Félix Tshisekedi/Joseph Kabila, un mariage de raison !

La rupture n'a pas eu lieu. Félix Tshisekedi a franchi dimanche la barre symbolique des 100 jours à la tête de la République démocratique du Congo (RDC), sans parvenir à sortir de l’ombre de son prédécesseur Joseph Kabila, qui continue à avoir la mainmise sur de larges pans du pouvoir.



Les bons jours, il faut une heure et demi de route pour franchir la cinquantaine de kilomètres d’avenues embouteillées qui séparent la cité de l’Union africaine (UA) de la ferme de Kingakati. La résidence du nouveau chef de l’État, Félix Tshisekedi, et celle de Joseph Kabila, son prédécesseur, sont situées de part et d’autre de la capitale congolaise, mais le fossé n’a rien d’insurmontable pour l’instant.
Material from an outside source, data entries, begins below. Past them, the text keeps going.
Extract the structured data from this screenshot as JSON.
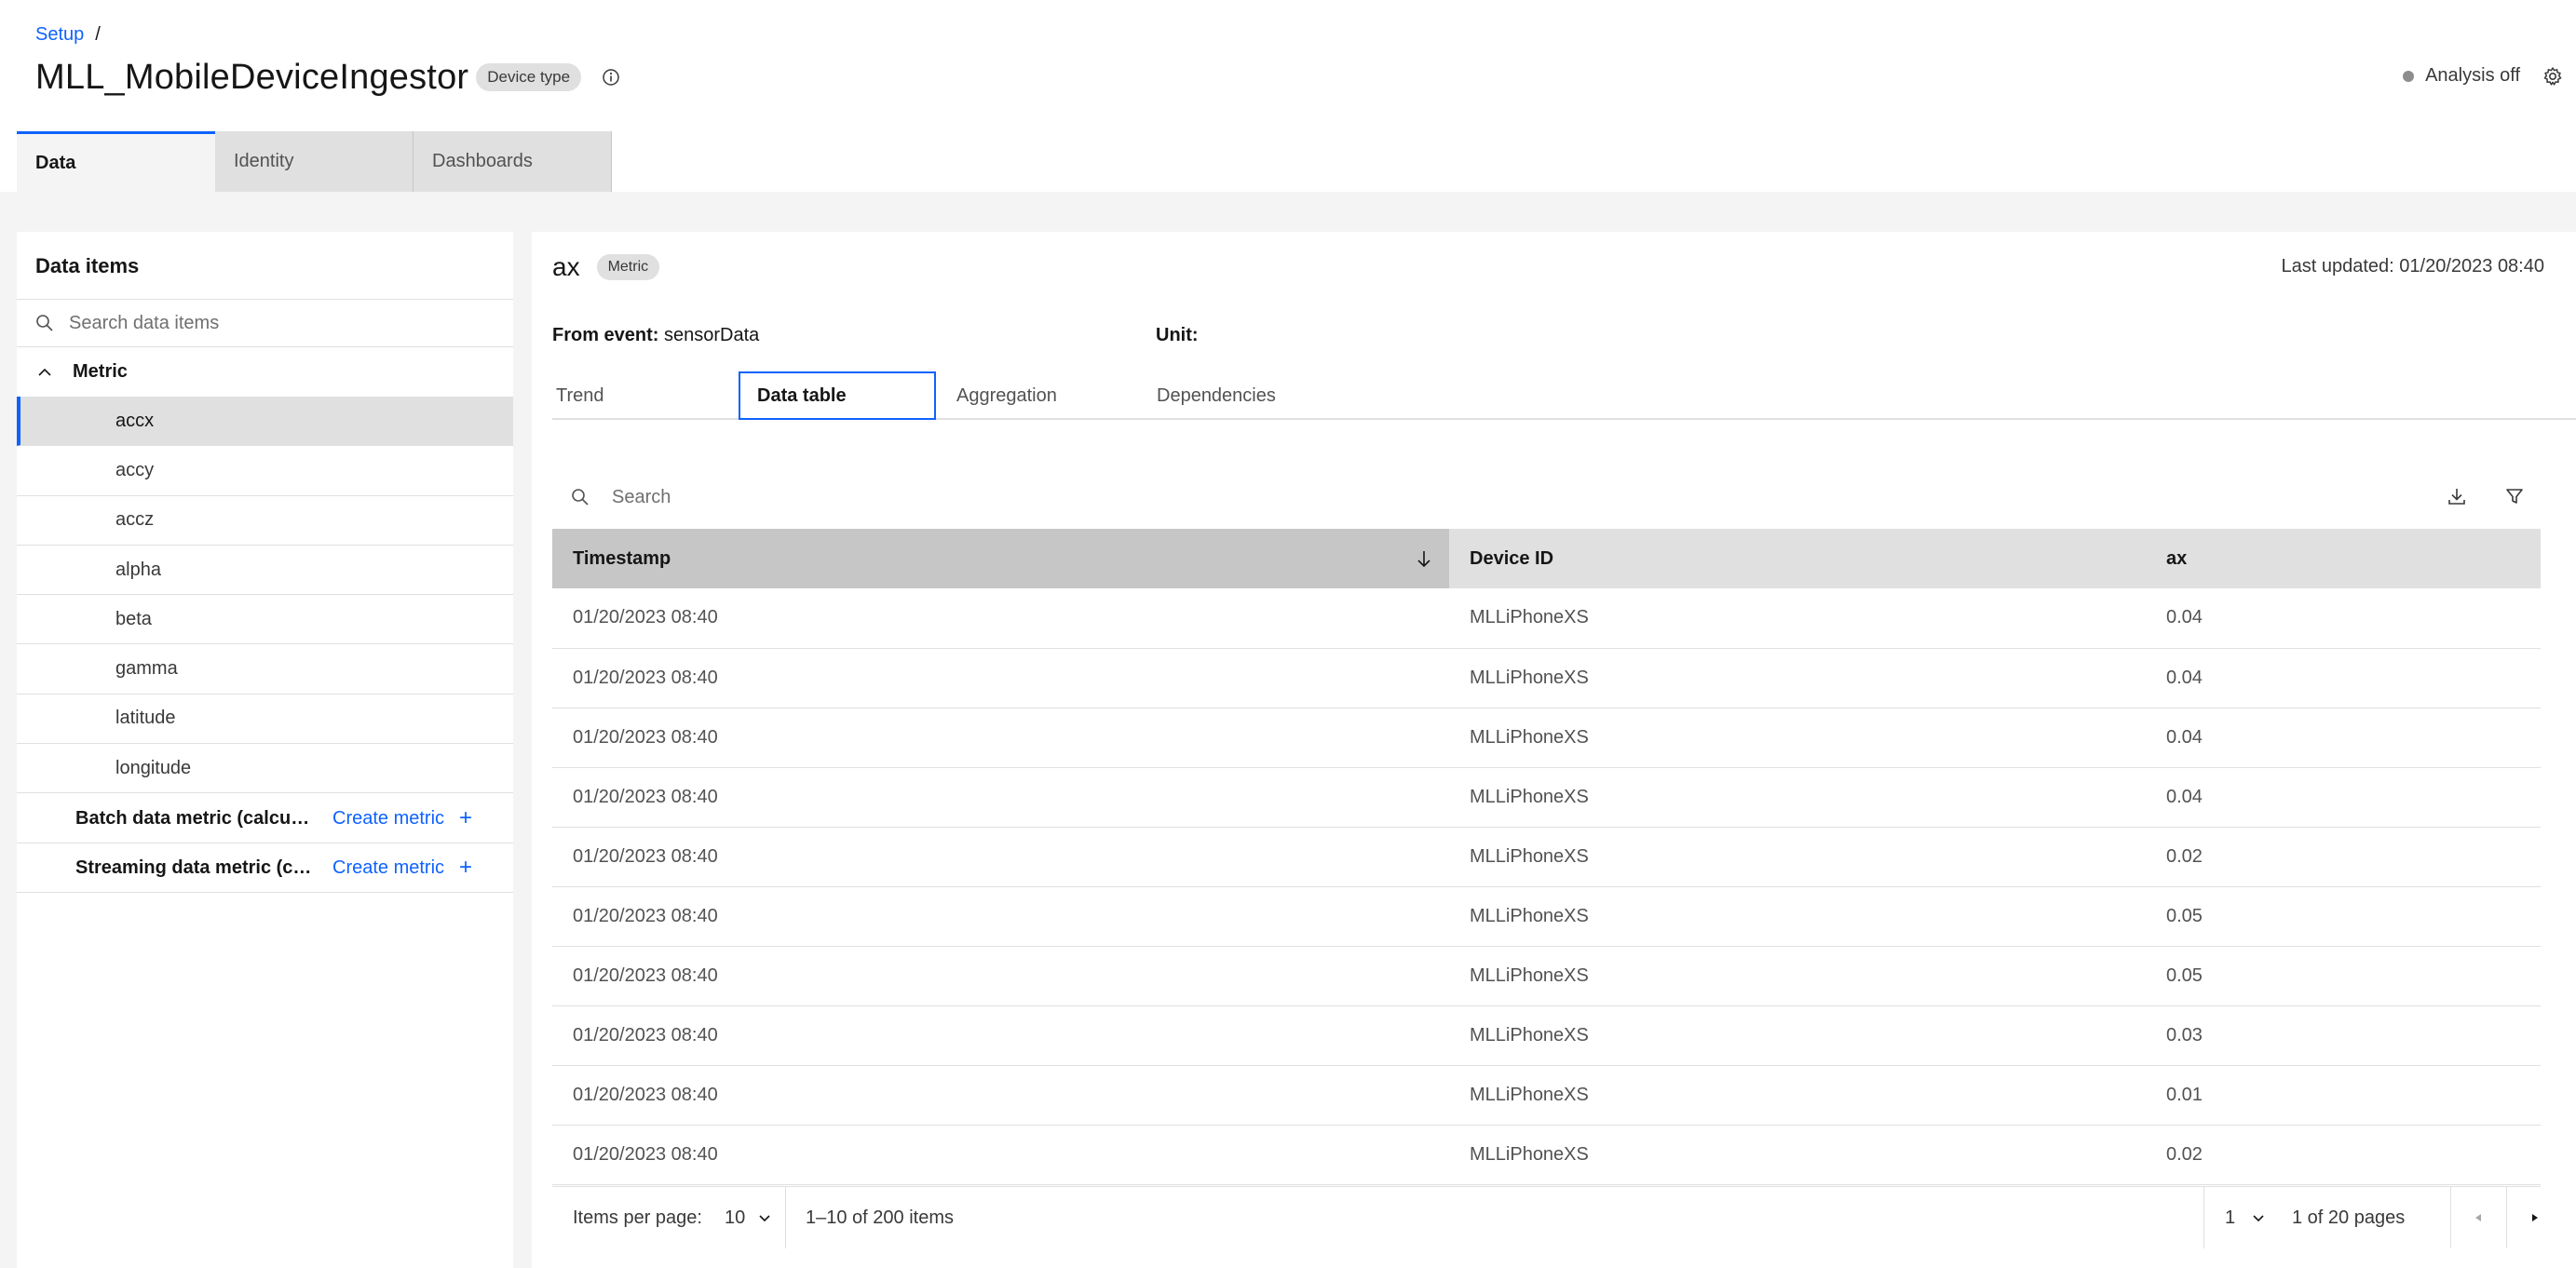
{
  "breadcrumb": {
    "root": "Setup",
    "separator": "/"
  },
  "page": {
    "title": "MLL_MobileDeviceIngestor",
    "type_tag": "Device type"
  },
  "analysis": {
    "status": "Analysis off"
  },
  "top_tabs": [
    {
      "label": "Data",
      "active": true
    },
    {
      "label": "Identity",
      "active": false
    },
    {
      "label": "Dashboards",
      "active": false
    }
  ],
  "left_panel": {
    "title": "Data items",
    "search_placeholder": "Search data items",
    "group_label": "Metric",
    "items": [
      "accx",
      "accy",
      "accz",
      "alpha",
      "beta",
      "gamma",
      "latitude",
      "longitude"
    ],
    "selected_item": "accx",
    "batch": {
      "label": "Batch data metric (calculated)",
      "action": "Create metric"
    },
    "streaming": {
      "label": "Streaming data metric (calculated)",
      "action": "Create metric"
    }
  },
  "detail": {
    "name": "ax",
    "tag": "Metric",
    "last_updated": "Last updated: 01/20/2023 08:40",
    "from_event_label": "From event:",
    "from_event_value": "sensorData",
    "unit_label": "Unit:",
    "unit_value": "",
    "tabs": [
      "Trend",
      "Data table",
      "Aggregation",
      "Dependencies"
    ],
    "active_tab": "Data table"
  },
  "table": {
    "search_placeholder": "Search",
    "columns": [
      "Timestamp",
      "Device ID",
      "ax"
    ],
    "rows": [
      [
        "01/20/2023 08:40",
        "MLLiPhoneXS",
        "0.04"
      ],
      [
        "01/20/2023 08:40",
        "MLLiPhoneXS",
        "0.04"
      ],
      [
        "01/20/2023 08:40",
        "MLLiPhoneXS",
        "0.04"
      ],
      [
        "01/20/2023 08:40",
        "MLLiPhoneXS",
        "0.04"
      ],
      [
        "01/20/2023 08:40",
        "MLLiPhoneXS",
        "0.02"
      ],
      [
        "01/20/2023 08:40",
        "MLLiPhoneXS",
        "0.05"
      ],
      [
        "01/20/2023 08:40",
        "MLLiPhoneXS",
        "0.05"
      ],
      [
        "01/20/2023 08:40",
        "MLLiPhoneXS",
        "0.03"
      ],
      [
        "01/20/2023 08:40",
        "MLLiPhoneXS",
        "0.01"
      ],
      [
        "01/20/2023 08:40",
        "MLLiPhoneXS",
        "0.02"
      ]
    ]
  },
  "pagination": {
    "items_per_page_label": "Items per page:",
    "items_per_page": "10",
    "range": "1–10 of 200 items",
    "page": "1",
    "pages": "1 of 20 pages"
  },
  "colors": {
    "accent": "#0f62fe",
    "status_off": "#8d8d8d"
  }
}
C’est un cap plus symbolique que fatidique que Félix Tshisekedi a franchi ce dimanche 5 mai. Cent jours après avoir été investi président de la République, il peut se targuer d’avoir très largement participé à une décrispation politique.

Son bilan reste cependant entaché par l’emprise du Front commun pour le Congo (FCC, coalition de Joseph Kabila) qui détient la majorité dans les assemblées législatives, entretenant le débat sur le « président réel » qui agite une opinion publique qui s’interroge sur qui, de Félix Tshisekedi ou de l’ex-chef de l’État.